Liu Hong, Lu Lifeng, Xiong Honglin, Fan Chongjun, Fan Lumin, Lin Ziqian, Zhang Hongliu
Business School, University of Shanghai for Science and Technology, Shanghai 200093, China.
Chongming Hospital, Shanghai University of Medicine & Health Sciences, Shanghai 202150, China.
Diagnostics (Basel). 2024 May 30;14(11):1145. doi: 10.3390/diagnostics14111145.
This investigation sought to discern the risk factors for atrial fibrillation within Shanghai's Chongming District, analyzing data from 678 patients treated at a tertiary hospital in Chongming District, Shanghai, from 2020 to 2023, collecting information on season, C-reactive protein, hypertension, platelets, and other relevant indicators. The researchers introduced a novel dual feature-selection methodology, combining hierarchical clustering with Fisher scores (HC-MFS), to benchmark against four established methods. Through the training of five classification models on a designated dataset, the most effective model was chosen for method performance evaluation, with validation confirmed by test set scores. Impressively, the HC-MFS approach achieved the highest accuracy and the lowest root mean square error in the classification model, at 0.9118 and 0.2970, respectively. This provides a higher performance compared to existing methods, thanks to the combination and interaction of the two methods, which improves the quality of the feature subset.

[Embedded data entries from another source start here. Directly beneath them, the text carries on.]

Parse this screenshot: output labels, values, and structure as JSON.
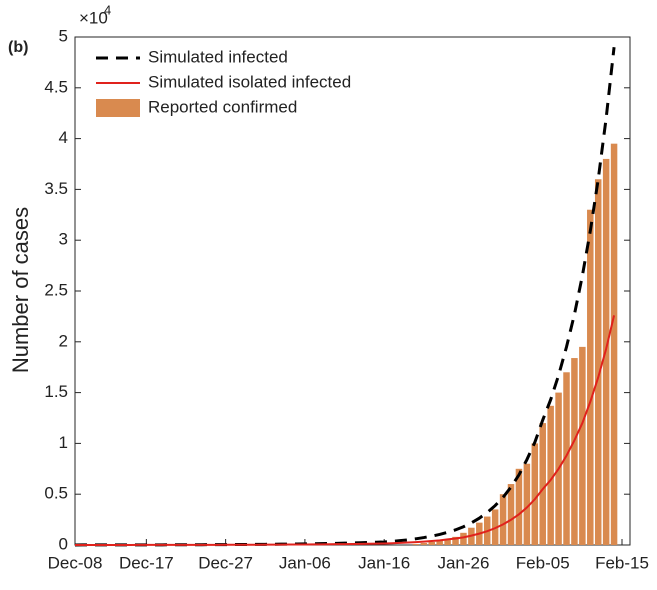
{
  "chart_data": {
    "type": "combo",
    "panel_label": "(b)",
    "y_label": "Number of cases",
    "y_scale_label": {
      "base": "×10",
      "exponent": "4"
    },
    "categories": [
      "Dec-08",
      null,
      null,
      null,
      null,
      null,
      null,
      null,
      null,
      "Dec-17",
      null,
      null,
      null,
      null,
      null,
      null,
      null,
      null,
      null,
      "Dec-27",
      null,
      null,
      null,
      null,
      null,
      null,
      null,
      null,
      null,
      "Jan-06",
      null,
      null,
      null,
      null,
      null,
      null,
      null,
      null,
      null,
      "Jan-16",
      null,
      null,
      null,
      null,
      null,
      null,
      null,
      null,
      null,
      "Jan-26",
      null,
      null,
      null,
      null,
      null,
      null,
      null,
      null,
      null,
      "Feb-05",
      null,
      null,
      null,
      null,
      null,
      null,
      null,
      null,
      null,
      "Feb-15"
    ],
    "ylim": [
      0,
      5
    ],
    "yticks": [
      0,
      0.5,
      1,
      1.5,
      2,
      2.5,
      3,
      3.5,
      4,
      4.5,
      5
    ],
    "series": [
      {
        "name": "Simulated infected",
        "type": "line",
        "color": "#000000",
        "dashed": true,
        "values": [
          0.0006,
          0.00067,
          0.00074,
          0.00082,
          0.0009,
          0.001,
          0.0011,
          0.0012,
          0.0014,
          0.0015,
          0.0017,
          0.0018,
          0.002,
          0.0022,
          0.0025,
          0.0027,
          0.003,
          0.0033,
          0.0037,
          0.0041,
          0.0045,
          0.005,
          0.0055,
          0.0061,
          0.0067,
          0.0074,
          0.0082,
          0.009,
          0.01,
          0.011,
          0.012,
          0.0135,
          0.015,
          0.0165,
          0.018,
          0.02,
          0.022,
          0.0245,
          0.027,
          0.03,
          0.036,
          0.043,
          0.051,
          0.061,
          0.073,
          0.087,
          0.104,
          0.125,
          0.149,
          0.18,
          0.218,
          0.264,
          0.32,
          0.388,
          0.47,
          0.57,
          0.69,
          0.84,
          1.01,
          1.23,
          1.43,
          1.67,
          1.95,
          2.27,
          2.65,
          3.09,
          3.6,
          4.2,
          4.9,
          null
        ]
      },
      {
        "name": "Simulated isolated infected",
        "type": "line",
        "color": "#e0221c",
        "dashed": false,
        "values": [
          0.0003,
          0.00033,
          0.00037,
          0.00041,
          0.00045,
          0.0005,
          0.00055,
          0.0006,
          0.00067,
          0.00074,
          0.0008,
          0.0009,
          0.001,
          0.0011,
          0.0012,
          0.0014,
          0.0015,
          0.0017,
          0.0018,
          0.002,
          0.0022,
          0.0025,
          0.0027,
          0.003,
          0.0033,
          0.0037,
          0.004,
          0.0045,
          0.005,
          0.0055,
          0.0061,
          0.0067,
          0.0074,
          0.0082,
          0.009,
          0.01,
          0.011,
          0.0122,
          0.0135,
          0.015,
          0.0176,
          0.0207,
          0.0243,
          0.0286,
          0.0336,
          0.0395,
          0.046,
          0.055,
          0.064,
          0.075,
          0.092,
          0.112,
          0.136,
          0.166,
          0.203,
          0.248,
          0.302,
          0.369,
          0.45,
          0.55,
          0.64,
          0.75,
          0.88,
          1.03,
          1.2,
          1.41,
          1.65,
          1.93,
          2.26,
          null
        ]
      },
      {
        "name": "Reported confirmed",
        "type": "bar",
        "color": "#d98a4f",
        "values": [
          null,
          null,
          null,
          null,
          null,
          null,
          null,
          null,
          null,
          null,
          null,
          null,
          null,
          null,
          null,
          null,
          null,
          null,
          null,
          null,
          null,
          null,
          null,
          null,
          null,
          null,
          null,
          null,
          null,
          null,
          null,
          null,
          null,
          null,
          null,
          null,
          null,
          null,
          null,
          null,
          null,
          null,
          null,
          0.01,
          0.02,
          0.03,
          0.04,
          0.05,
          0.08,
          0.12,
          0.17,
          0.22,
          0.28,
          0.35,
          0.5,
          0.6,
          0.75,
          0.8,
          1.0,
          1.2,
          1.37,
          1.5,
          1.7,
          1.84,
          1.95,
          3.3,
          3.6,
          3.8,
          3.95,
          null
        ]
      }
    ],
    "legend": "upper-left"
  }
}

The research identified seasonal changes that were strongly associated with atrial fibrillation (pr = 0.31, FS = 0.11, and DCFS = 0.33, ranked first in terms of correlation); LDL cholesterol, total cholesterol, C-reactive protein, and platelet count, which are associated with inflammatory response and coronary heart disease, also indirectly contribute to atrial fibrillation and are risk factors for AF. Conclusively, this study advocates that machine-learning models can significantly aid clinicians in diagnosing individuals predisposed to atrial fibrillation, which shows a strong correlation with both pathological and climatic elements, especially seasonal variations, in the Chongming District.

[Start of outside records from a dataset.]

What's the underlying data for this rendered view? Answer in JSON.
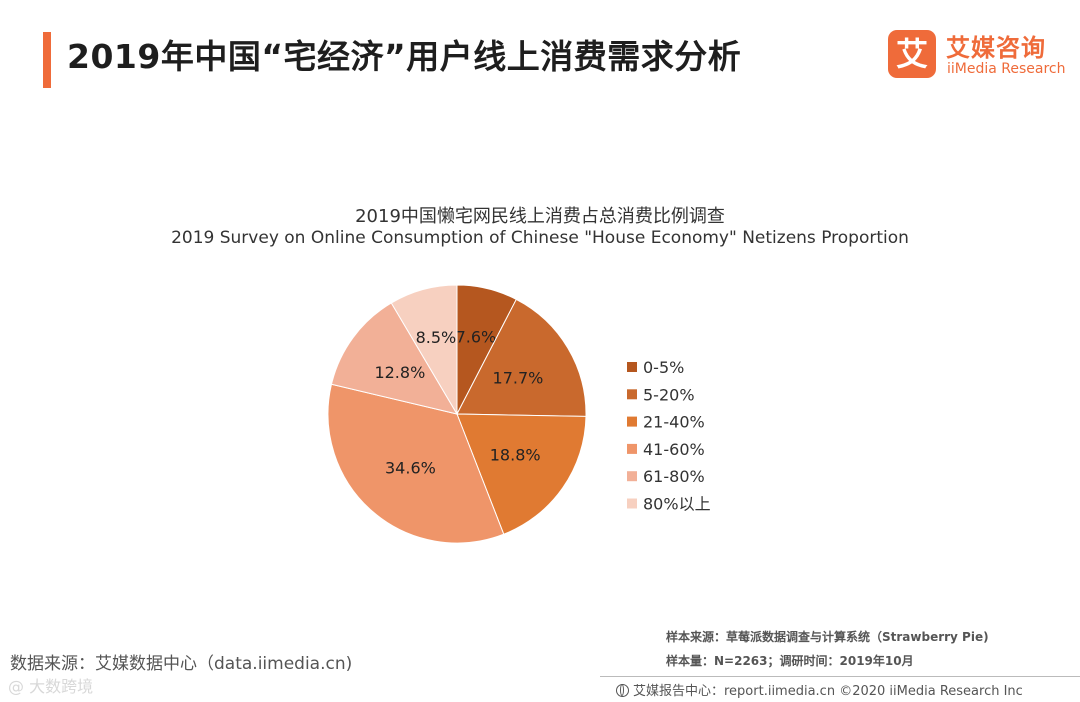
{
  "header": {
    "title": "2019年中国“宅经济”用户线上消费需求分析",
    "accent_color": "#ef6b3a"
  },
  "logo": {
    "mark": "艾",
    "name_cn": "艾媒咨询",
    "name_en": "iiMedia Research"
  },
  "chart_data": {
    "type": "pie",
    "title": "2019中国懒宅网民线上消费占总消费比例调查",
    "subtitle": "2019 Survey on Online Consumption of Chinese \"House Economy\" Netizens Proportion",
    "categories": [
      "0-5%",
      "5-20%",
      "21-40%",
      "41-60%",
      "61-80%",
      "80%以上"
    ],
    "values": [
      7.6,
      17.7,
      18.8,
      34.6,
      12.8,
      8.5
    ],
    "value_labels": [
      "7.6%",
      "17.7%",
      "18.8%",
      "34.6%",
      "12.8%",
      "8.5%"
    ],
    "colors": [
      "#b5571f",
      "#c9692d",
      "#e07a32",
      "#ef9569",
      "#f2b097",
      "#f7d0c0"
    ],
    "legend_position": "right"
  },
  "footer": {
    "source": "数据来源：艾媒数据中心（data.iimedia.cn)",
    "sample_source": "样本来源：草莓派数据调查与计算系统（Strawberry Pie)",
    "sample_info": "样本量：N=2263；调研时间：2019年10月",
    "copyright": "艾媒报告中心：report.iimedia.cn ©2020 iiMedia Research Inc",
    "watermark": "@ 大数跨境"
  }
}
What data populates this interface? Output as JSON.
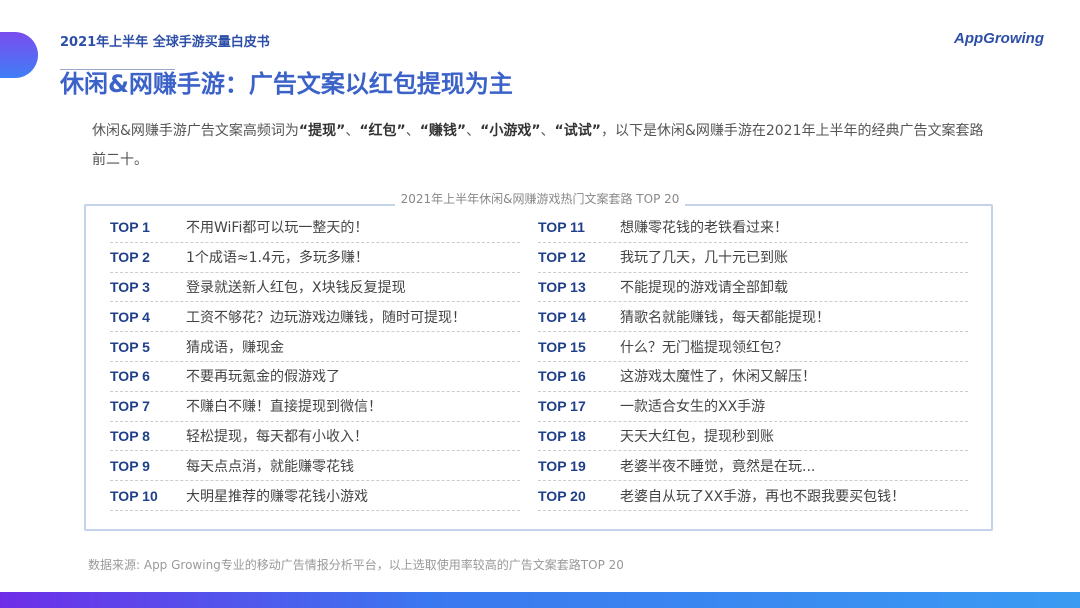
{
  "header": {
    "report": "2021年上半年 全球手游买量白皮书",
    "logo": "AppGrowing"
  },
  "title": "休闲&网赚手游：广告文案以红包提现为主",
  "intro": {
    "lead": "休闲&网赚手游广告文案高频词为",
    "keywords": [
      "“提现”",
      "“红包”",
      "“赚钱”",
      "“小游戏”",
      "“试试”"
    ],
    "sep": "、",
    "tail": "，以下是休闲&网赚手游在2021年上半年的经典广告文案套路前二十。"
  },
  "table": {
    "caption": "2021年上半年休闲&网赚游戏热门文案套路 TOP 20",
    "left": [
      {
        "rank": "TOP 1",
        "text": "不用WiFi都可以玩一整天的！"
      },
      {
        "rank": "TOP 2",
        "text": "1个成语≈1.4元，多玩多赚！"
      },
      {
        "rank": "TOP 3",
        "text": "登录就送新人红包，X块钱反复提现"
      },
      {
        "rank": "TOP 4",
        "text": "工资不够花？边玩游戏边赚钱，随时可提现！"
      },
      {
        "rank": "TOP 5",
        "text": "猜成语，赚现金"
      },
      {
        "rank": "TOP 6",
        "text": "不要再玩氪金的假游戏了"
      },
      {
        "rank": "TOP 7",
        "text": "不赚白不赚！直接提现到微信！"
      },
      {
        "rank": "TOP 8",
        "text": "轻松提现，每天都有小收入！"
      },
      {
        "rank": "TOP 9",
        "text": "每天点点消，就能赚零花钱"
      },
      {
        "rank": "TOP 10",
        "text": "大明星推荐的赚零花钱小游戏"
      }
    ],
    "right": [
      {
        "rank": "TOP 11",
        "text": "想赚零花钱的老铁看过来！"
      },
      {
        "rank": "TOP 12",
        "text": "我玩了几天，几十元已到账"
      },
      {
        "rank": "TOP 13",
        "text": "不能提现的游戏请全部卸载"
      },
      {
        "rank": "TOP 14",
        "text": "猜歌名就能赚钱，每天都能提现！"
      },
      {
        "rank": "TOP 15",
        "text": "什么？无门槛提现领红包？"
      },
      {
        "rank": "TOP 16",
        "text": "这游戏太魔性了，休闲又解压！"
      },
      {
        "rank": "TOP 17",
        "text": "一款适合女生的XX手游"
      },
      {
        "rank": "TOP 18",
        "text": "天天大红包，提现秒到账"
      },
      {
        "rank": "TOP 19",
        "text": "老婆半夜不睡觉，竟然是在玩..."
      },
      {
        "rank": "TOP 20",
        "text": "老婆自从玩了XX手游，再也不跟我要买包钱！"
      }
    ]
  },
  "source": "数据来源: App Growing专业的移动广告情报分析平台，以上选取使用率较高的广告文案套路TOP 20",
  "colors": {
    "title": "#3b62c8",
    "rank": "#1f3f8a",
    "bar_start": "#6e2ee8",
    "bar_end": "#3a9bf2"
  }
}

本研究旨在识别上海市崇明区房颤的风险因素,分析了2020年至2023年在上海崇明区一家三级医院接受治疗的678例患者的数据,收集了季节、C反应蛋白、高血压、血小板及其他相关指标的信息。研究人员引入了一种新颖的双重特征选择方法,即层次聚类与Fisher评分相结合(HC-MFS),并与四种既定方法进行对比。通过在指定数据集上训练五个分类模型,选择最有效的模型进行方法性能评估,并通过测试集分数确认验证结果。令人印象深刻的是,HC-MFS方法在分类模型中分别达到了最高准确率0.9118和最低均方根误差0.2970。由于这两种方法的结合与相互作用提高了特征子集的质量,与现有方法相比,该方法具有更高的性能。研究发现季节变化与房颤密切相关(pr = 0.31,FS = 0.11,DCFS = 0.33,在相关性方面排名第一);与炎症反应和冠心病相关的低密度脂蛋白胆固醇、总胆固醇、C反应蛋白和血小板计数也间接导致房颤,是房颤的危险因素。总之,本研究主张机器学习模型可以显著帮助临床医生诊断易患房颤的个体,在崇明地区,房颤与病理因素和气候因素,尤其是季节变化密切相关。